Hey Guys, sorry have not had my PC for a whilst now as it's in bits in another room. Been decorating here lol. Sitting in an uncluttered lovely clean fresh room now. Once i started to sort things out i needed a fresh place to lay my head too without all the memories if that makes any sense.
Not doing too bad, in fact 80 days now since i went into detox and have not used any opiates since that day
although feels even longer than that.
Got some personal stuff going on which i know for a fact i would have used as an excuse to get doped up but i have not done that, don't want to sound cocky but i feel like i can handle whatever life throws at me at the minute but i'm also aware other people have thought they were "over it" only to fail and i'm mindful of that.
Sleep is getting better too, most nights now i get 6 hours although do have the odd night where i can't get off to sleep.

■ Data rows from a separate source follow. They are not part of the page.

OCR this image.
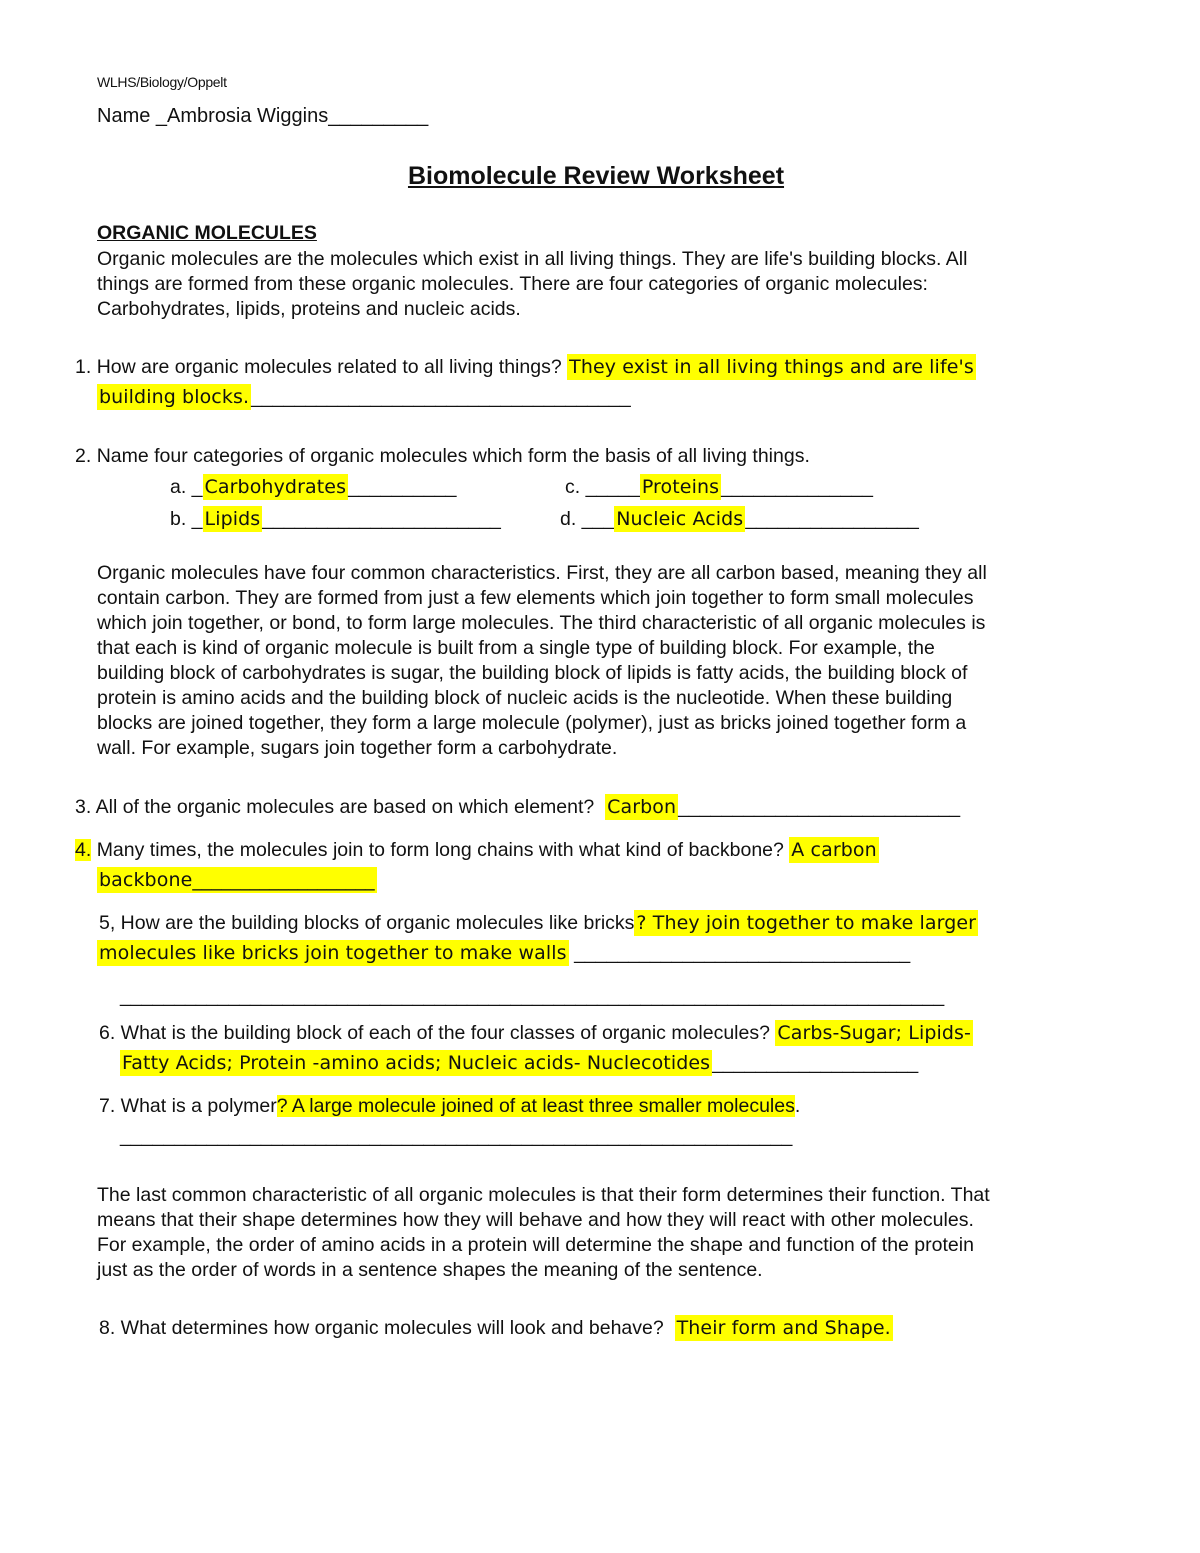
WLHS/Biology/Oppelt
Name _Ambrosia Wiggins_________
Biomolecule Review Worksheet
ORGANIC MOLECULES
Organic molecules are the molecules which exist in all living things. They are life's building blocks. All
things are formed from these organic molecules. There are four categories of organic molecules:
Carbohydrates, lipids, proteins and nucleic acids.
1. How are organic molecules related to all living things? They exist in all living things and are life's
building blocks. ___________________________________
2. Name four categories of organic molecules which form the basis of all living things.
a. _ Carbohydrates __________	c. _____ Proteins ______________
b. _ Lipids ______________________	d. ___ Nucleic Acids ________________
Organic molecules have four common characteristics. First, they are all carbon based, meaning they all
contain carbon. They are formed from just a few elements which join together to form small molecules
which join together, or bond, to form large molecules. The third characteristic of all organic molecules is
that each is kind of organic molecule is built from a single type of building block. For example, the
building block of carbohydrates is sugar, the building block of lipids is fatty acids, the building block of
protein is amino acids and the building block of nucleic acids is the nucleotide. When these building
blocks are joined together, they form a large molecule (polymer), just as bricks joined together form a
wall. For example, sugars join together form a carbohydrate.
3. All of the organic molecules are based on which element? Carbon __________________________
4. Many times, the molecules join to form long chains with what kind of backbone? A carbon
backbone___________________
5, How are the building blocks of organic molecules like bricks ? They join together to make larger
molecules like bricks join together to make walls _______________________________
____________________________________________________________________________
6. What is the building block of each of the four classes of organic molecules? Carbs-Sugar; Lipids-
Fatty Acids; Protein -amino acids; Nucleic acids- Nuclecotides ___________________
7. What is a polymer? A large molecule joined of at least three smaller molecules.
______________________________________________________________
The last common characteristic of all organic molecules is that their form determines their function. That
means that their shape determines how they will behave and how they will react with other molecules.
For example, the order of amino acids in a protein will determine the shape and function of the protein
just as the order of words in a sentence shapes the meaning of the sentence.
8. What determines how organic molecules will look and behave? Their form and Shape.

Working a lot at the minute although at the weekends when i'm not at work i'm going out and catching up with old friends, even going hang gliding this weekend weather permitting as it is Britain lol.
Sure there is other things i wanted to say but i'm shattered and can't think at the minute, i still get a buzz from being clean if that chimes with any of you?
Typing this on a borrowed laptop by the way until i get a new desk and put the PC back together, i plan on getting rid of the watercooled dual gfx cards and cpu and getting an air cooler for the CPU and just one of the latest gfx cards as watercooling is a pain in the ass when it goes wrong lol.
Oh and how the hell did i forget to mention this until now! I'm actually in a relationship lol, been a long long time and i think i was more lonely than i admitted before once i stopped using but i really only had time for lady H before.
Can't believe i left it so long to sort myself out, so much wasted time and money but i'm never ever going back.
PS Ill leave it here for now, hope your all doing well! Lee.